So the Satch ignored his own advice about taking it light on the vices, and drank some liquor tonight. Its Wednesday for gods sake, and I tried to be good, but goddammit, sometimes a man just has to let the demons out. It seemed like a good time to talk about Dave and Richard, and not just because they used to keep me company at the 500 Club on Thursday nights (Open til 2, serving the finest in hipsters, junkies and mission rats). Dave and Richard were a team, I can barely remember a time when they didn't play together, or at least arrive together. They probably deserve their own separate page, but fuck em, they moved to New York just when we had a chance to really break this MBC thing open.
Anyway, Richard and Dave were playing before I showed up, and I quickly figured out that they were two forces to be reckoned with. Dave was a competitor, in one of the first games that I pitched more than the last inning, i remember Dave swinging a bat, while I warmed, up, talking shit, and telling his teammates that "This guy ain't shit." I smiled at him, cuz we were friends, he did not smile back. That's Dave. Serious man. The passion was great, and anyone who was at his final game will tell you that he was very sad to leave the MBC.
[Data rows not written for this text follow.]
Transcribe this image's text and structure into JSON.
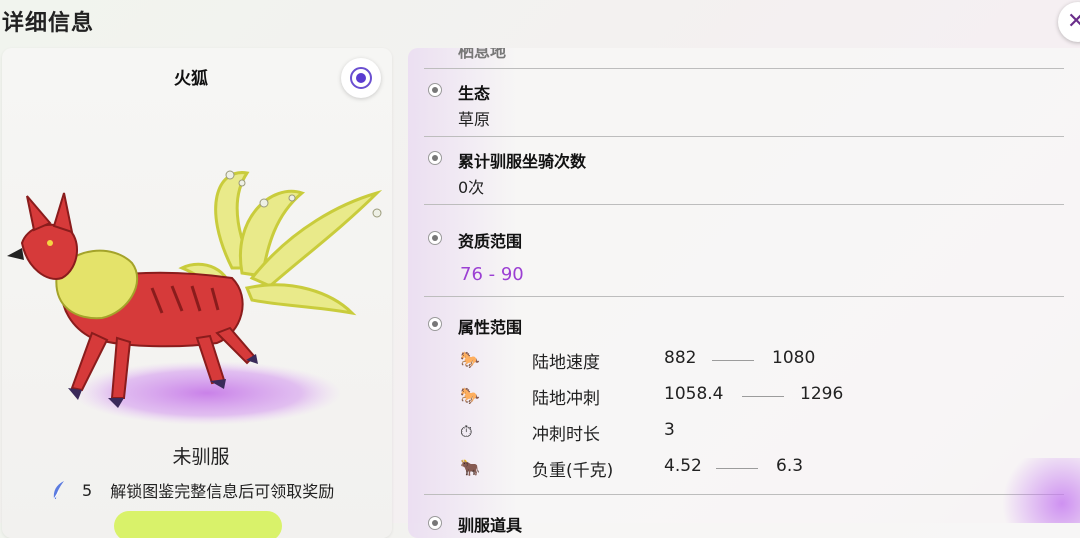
{
  "header": {
    "title": "详细信息",
    "close_icon": "close-icon"
  },
  "creature": {
    "name": "火狐",
    "tame_status": "未驯服",
    "reward_count": "5",
    "reward_text": "解锁图鉴完整信息后可领取奖励"
  },
  "info": {
    "partial_top_title": "栖息地",
    "ecology": {
      "title": "生态",
      "value": "草原"
    },
    "tame_count": {
      "title": "累计驯服坐骑次数",
      "value": "0次"
    },
    "quality": {
      "title": "资质范围",
      "value": "76 - 90"
    },
    "attributes": {
      "title": "属性范围",
      "rows": [
        {
          "icon": "land-speed-icon",
          "name": "陆地速度",
          "min": "882",
          "max": "1080"
        },
        {
          "icon": "land-sprint-icon",
          "name": "陆地冲刺",
          "min": "1058.4",
          "max": "1296"
        },
        {
          "icon": "sprint-duration-icon",
          "name": "冲刺时长",
          "min": "3",
          "max": ""
        },
        {
          "icon": "load-weight-icon",
          "name": "负重(千克)",
          "min": "4.52",
          "max": "6.3"
        }
      ]
    },
    "tame_item": {
      "title": "驯服道具"
    }
  },
  "colors": {
    "accent_purple": "#9b3fd3",
    "reward_green": "#d9f26a",
    "fox_red": "#d63a3a"
  }
}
Richard may have been more sedated, but by no means less competitive. My vision of Richard continues to be him warming up on the mound with a cigarette drooping from his mouth, his hat placed high on his head, is long, black hair heading in ten ways. That cigarette would stay behind the mound, and sometimes he would get it, sometimes he would leave it for the other pitcher to find. Richard had back surgery, and three weeks later he was back out at the game, not just present, but catching and pitching, much to the chagrin of those who thought he might collapse and never walk again with each pitch.
Dave and Richard were stalwarts in that they could both field any position, and do it well, and it often was that they were the center of one team, and challenged all others to join their cause, or face the thunder. It worked out nicely for the balance of the teams, because both could catch and pitch, play infield and outfield, hit and run.
So a few years ago, they moved to NY, and started the East Coast version of the MBC. From what I hear, they have had some luck in getting quality people out, but the vibe and hours are not the same. They play on Saturday, at 9 in the morning, in Central Park. Dave lugs the equipment down and hopes that enough people show up to make it worth it. I have this awful vision of Dave carrying baseball equipment on to the subway, and seething as he make his long ride. I know he drives, and hopefully it is still the El Camino, but I can't shake the idea of Dave, buried in duffel bags and being harassed on the subway. And from what I hear, more often than not, people flake out. When you have the the years of participation that we do, and the weather, you can make do, but in NY you have a limited window of nice days, when it is not snowing or so hot and humid that no one can stand it.
Richard introduced me to a poker game in SF that was great for a while, and he was a good player, calm in the moment, and willing to bluff his nuts off for the right pot. We had us some great times, and some awful times, but such is the nature of poker and I am grateful. Dave became a regular at the 500 for a time, and I would play Misfits and Link Wray songs for him on the box, and we would talk Pittsburgh, where he hailed from, and I had had a family connection (Yinz want ta ga daaawntawn, enat?)
When they left, a piece of the MBC went with them. I still have a hope that one day we can form a team of players to go to the East coast, meet up with Richard and Dave, Pete and Peter, Ezra, and the rest, tour up to Cooperstown, play a few games and check out the Baseball Hall of Fame. At the very least, it would be a great story.